我愣住了。这是我第一次听桑洛提起他的母亲。上一世,他从来不说。
“她……怎么死的?”我小心翼翼地问。
桑洛打开铁盒,里面是一本泛黄的册子,册子旁放着一只干枯的蝴蝶标本。蝴蝶的翅膀是罕见的深蓝色,即使在黯淡的光线下,依然泛着幽光。
“蝶影噬心,就是她创的。”桑洛的声音很平静,平静得让人心头发紧,“但她还没来得及写下解法,就死了。”
“怎么死的?”
桑洛合上铁盒,转身看我:“被蝶寨的人,用她自己创的蛊,杀死了。”
房间里安静得能听见彼此的呼吸。我看着桑洛,忽然明白了他对蝶寨的敌意从何而来。
“阿姐想救那个阿蝶?”桑洛问。
“想。”我点头,“不只是救她。我想知道,蝶影噬心为什么会在二十年后重现,又为什么会被用在一个逃命的少女身上。”
桑洛盯着我看了一会儿,忽然笑了:“阿姐越来越像我了。”
“像你不好吗?”
“好。”他走过来,把铁盒递给我,“就是会让我更舍不得放你离开。”
我接过铁盒,感觉它有千斤重。打开册子,里面是用娟秀字迹记录的蛊术心得。翻到最后一页,只有半页字,后面的页被撕掉了。
“这是我母亲的字。”桑洛指着册子说,“蝶影噬心的解法,应该就在被撕掉的那几页上。”
“那怎么办?”
桑洛从怀中取出一只白玉小瓶:“用这个。”
“这是什么?”
“问心蛊。”他拔开瓶塞,一只通体透明的小虫爬了出来,停在瓶口,“把它放在残缺的文字上,它能根据残留的蛊力,推演出缺失的内容。”
我眼睛一亮:“这么神奇?”
“但只能用一次。”桑洛把蛊虫小心地放在册子上,“而且,推演出的结果不一定完整。”
蛊虫在纸页上爬动,身体渐渐发出微光。那些被撕掉的页面上,竟然慢慢浮现出淡金色的字迹。我和桑洛屏住呼吸,看着字迹一点点清晰。

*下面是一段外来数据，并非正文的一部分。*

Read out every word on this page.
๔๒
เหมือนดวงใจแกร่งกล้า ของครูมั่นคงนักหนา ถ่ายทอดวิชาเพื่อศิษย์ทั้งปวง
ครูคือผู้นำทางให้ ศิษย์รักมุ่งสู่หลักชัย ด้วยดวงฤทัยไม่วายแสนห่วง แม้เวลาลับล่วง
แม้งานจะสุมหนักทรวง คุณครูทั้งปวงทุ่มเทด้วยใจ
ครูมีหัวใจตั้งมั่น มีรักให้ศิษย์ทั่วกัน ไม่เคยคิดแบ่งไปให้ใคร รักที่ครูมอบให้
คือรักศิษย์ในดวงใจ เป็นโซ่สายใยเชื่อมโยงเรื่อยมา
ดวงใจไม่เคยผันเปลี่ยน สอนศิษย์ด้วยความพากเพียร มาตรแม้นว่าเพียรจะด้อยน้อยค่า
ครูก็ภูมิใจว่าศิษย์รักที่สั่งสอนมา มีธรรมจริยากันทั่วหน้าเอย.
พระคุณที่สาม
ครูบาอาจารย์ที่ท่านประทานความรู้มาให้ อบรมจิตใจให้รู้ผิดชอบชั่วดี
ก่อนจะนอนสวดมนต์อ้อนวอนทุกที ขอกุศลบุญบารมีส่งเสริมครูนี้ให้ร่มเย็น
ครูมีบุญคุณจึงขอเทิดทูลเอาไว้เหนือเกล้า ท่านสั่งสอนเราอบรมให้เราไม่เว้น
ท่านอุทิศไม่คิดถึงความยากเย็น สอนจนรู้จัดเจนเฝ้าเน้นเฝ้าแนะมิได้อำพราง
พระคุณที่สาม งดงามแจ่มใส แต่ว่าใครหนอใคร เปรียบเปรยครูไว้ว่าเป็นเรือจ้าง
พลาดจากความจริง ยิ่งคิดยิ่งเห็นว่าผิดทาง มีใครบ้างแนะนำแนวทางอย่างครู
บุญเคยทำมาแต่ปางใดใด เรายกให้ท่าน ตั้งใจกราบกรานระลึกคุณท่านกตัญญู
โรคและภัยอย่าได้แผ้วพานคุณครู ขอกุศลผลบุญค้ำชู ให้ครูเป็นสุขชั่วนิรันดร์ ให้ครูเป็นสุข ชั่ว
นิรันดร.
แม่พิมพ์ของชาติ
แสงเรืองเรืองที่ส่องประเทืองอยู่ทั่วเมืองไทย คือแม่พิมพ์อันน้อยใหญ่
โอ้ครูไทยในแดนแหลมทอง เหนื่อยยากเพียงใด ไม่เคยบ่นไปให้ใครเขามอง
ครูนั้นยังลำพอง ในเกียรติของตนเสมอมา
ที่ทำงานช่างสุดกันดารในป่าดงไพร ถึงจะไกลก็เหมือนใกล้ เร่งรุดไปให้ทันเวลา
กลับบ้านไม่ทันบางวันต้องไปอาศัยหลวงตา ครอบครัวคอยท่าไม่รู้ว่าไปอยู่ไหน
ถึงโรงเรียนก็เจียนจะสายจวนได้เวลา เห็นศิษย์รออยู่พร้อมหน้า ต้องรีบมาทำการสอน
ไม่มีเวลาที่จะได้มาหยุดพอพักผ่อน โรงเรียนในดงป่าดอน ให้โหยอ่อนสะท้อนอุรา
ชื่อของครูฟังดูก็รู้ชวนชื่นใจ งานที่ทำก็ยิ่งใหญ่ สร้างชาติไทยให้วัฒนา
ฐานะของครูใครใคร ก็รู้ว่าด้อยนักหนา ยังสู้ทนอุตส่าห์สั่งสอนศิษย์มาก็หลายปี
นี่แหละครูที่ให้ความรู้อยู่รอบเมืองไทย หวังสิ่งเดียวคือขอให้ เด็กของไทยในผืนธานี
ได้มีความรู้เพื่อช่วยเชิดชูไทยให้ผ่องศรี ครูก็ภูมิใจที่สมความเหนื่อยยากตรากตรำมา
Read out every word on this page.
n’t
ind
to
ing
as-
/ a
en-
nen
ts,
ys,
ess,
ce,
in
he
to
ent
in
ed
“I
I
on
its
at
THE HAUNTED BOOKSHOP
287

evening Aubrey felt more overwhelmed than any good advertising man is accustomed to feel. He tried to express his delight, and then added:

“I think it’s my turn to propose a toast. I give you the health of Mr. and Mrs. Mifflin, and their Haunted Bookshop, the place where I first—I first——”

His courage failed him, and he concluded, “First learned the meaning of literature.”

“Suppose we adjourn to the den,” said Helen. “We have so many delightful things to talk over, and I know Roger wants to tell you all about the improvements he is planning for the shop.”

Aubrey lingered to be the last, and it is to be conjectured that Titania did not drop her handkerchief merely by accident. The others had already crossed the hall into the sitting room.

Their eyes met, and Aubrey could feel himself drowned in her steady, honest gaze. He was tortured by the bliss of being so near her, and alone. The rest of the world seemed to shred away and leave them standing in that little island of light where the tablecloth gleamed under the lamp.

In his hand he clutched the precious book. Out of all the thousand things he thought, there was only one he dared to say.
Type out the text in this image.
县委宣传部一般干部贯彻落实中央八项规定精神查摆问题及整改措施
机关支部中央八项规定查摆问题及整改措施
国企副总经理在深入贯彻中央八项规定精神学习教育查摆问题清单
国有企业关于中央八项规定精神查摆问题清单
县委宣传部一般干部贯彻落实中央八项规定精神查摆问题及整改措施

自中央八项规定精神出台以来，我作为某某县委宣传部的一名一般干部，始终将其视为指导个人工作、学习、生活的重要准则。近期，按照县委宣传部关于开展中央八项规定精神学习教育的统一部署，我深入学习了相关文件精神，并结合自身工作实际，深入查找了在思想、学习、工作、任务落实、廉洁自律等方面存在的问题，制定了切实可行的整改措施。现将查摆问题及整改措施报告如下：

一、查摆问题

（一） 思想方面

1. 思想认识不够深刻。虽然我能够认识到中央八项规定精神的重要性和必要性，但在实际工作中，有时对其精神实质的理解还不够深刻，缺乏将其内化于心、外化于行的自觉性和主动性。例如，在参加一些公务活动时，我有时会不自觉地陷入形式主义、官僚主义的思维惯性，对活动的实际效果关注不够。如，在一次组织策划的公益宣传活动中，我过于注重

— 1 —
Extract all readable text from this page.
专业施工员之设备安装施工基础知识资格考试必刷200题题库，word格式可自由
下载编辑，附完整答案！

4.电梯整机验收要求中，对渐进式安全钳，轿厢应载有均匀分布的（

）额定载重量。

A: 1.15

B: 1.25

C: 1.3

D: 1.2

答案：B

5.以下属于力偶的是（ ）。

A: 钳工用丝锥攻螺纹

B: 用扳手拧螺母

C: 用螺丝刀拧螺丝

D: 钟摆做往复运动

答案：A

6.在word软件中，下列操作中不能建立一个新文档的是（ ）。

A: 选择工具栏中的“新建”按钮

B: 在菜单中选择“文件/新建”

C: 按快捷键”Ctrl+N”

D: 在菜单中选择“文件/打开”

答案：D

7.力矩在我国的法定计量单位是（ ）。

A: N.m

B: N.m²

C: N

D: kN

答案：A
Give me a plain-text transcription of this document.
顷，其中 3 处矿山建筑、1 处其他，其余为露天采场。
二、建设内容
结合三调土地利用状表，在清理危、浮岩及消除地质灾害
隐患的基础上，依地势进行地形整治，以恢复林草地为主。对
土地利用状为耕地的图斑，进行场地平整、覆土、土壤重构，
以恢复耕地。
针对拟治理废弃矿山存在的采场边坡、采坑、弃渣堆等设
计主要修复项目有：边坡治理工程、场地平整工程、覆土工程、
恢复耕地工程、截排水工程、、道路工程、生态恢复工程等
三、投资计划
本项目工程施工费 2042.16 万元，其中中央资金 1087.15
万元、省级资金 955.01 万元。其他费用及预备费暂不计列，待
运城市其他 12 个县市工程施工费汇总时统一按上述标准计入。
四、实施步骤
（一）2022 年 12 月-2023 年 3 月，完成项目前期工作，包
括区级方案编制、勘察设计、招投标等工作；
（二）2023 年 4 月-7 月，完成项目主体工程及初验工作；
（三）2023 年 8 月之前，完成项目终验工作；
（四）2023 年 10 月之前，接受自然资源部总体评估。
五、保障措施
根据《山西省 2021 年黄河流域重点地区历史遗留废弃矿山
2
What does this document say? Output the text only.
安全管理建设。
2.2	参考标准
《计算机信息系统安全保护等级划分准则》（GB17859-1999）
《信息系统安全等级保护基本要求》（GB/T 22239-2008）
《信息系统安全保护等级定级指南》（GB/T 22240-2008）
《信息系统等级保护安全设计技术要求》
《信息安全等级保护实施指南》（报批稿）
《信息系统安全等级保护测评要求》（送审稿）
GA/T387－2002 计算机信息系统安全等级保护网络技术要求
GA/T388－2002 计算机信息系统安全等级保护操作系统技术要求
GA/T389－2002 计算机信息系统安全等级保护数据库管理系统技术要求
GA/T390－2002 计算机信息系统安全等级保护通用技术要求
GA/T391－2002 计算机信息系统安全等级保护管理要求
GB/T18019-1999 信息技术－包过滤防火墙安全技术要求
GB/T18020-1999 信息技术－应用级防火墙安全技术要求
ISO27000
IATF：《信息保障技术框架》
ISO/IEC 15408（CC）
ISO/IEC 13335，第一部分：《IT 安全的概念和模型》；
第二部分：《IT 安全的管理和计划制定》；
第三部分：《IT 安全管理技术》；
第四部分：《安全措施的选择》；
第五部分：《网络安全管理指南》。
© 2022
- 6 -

然而,就在推演到最关键的部分时,蛊虫忽然剧烈颤抖,身体从透明变成了黑色,然后“啪”的一声,化作了一小撮灰烬。
册子上的金色字迹也迅速淡去,只留下几行残缺的句子:
“……需以血亲之血为引……”
“……月圆之夜,蛊主现形……”
“……破而后立,方得新生……”
我皱紧眉头:“就这些?”
“够了。”桑洛收起册子,“至少我们知道,下蛊的人会在月圆之夜出现。而且,需要血亲之血才能彻底解蛊。”
“血亲?”我心里一动,“阿蝶的血亲……”
“应该在蝶寨。”桑洛看向偏房的方向,“但她逃到这里,说明血亲要么死了,要么就是害她的人。”
我走到窗边,看着偏房紧闭的门。阿蝶身上的谜团越来越多,但有一点可以肯定——她对我们有用。
“月圆之夜是什么时候?”我问。
“三日后。”
三天时间。我握紧拳头,足够做准备了。
中午,我去给阿蝶送饭时,她的状态更差了。黑色纹路已经蔓延到了脖子,说话时声音都是抖的。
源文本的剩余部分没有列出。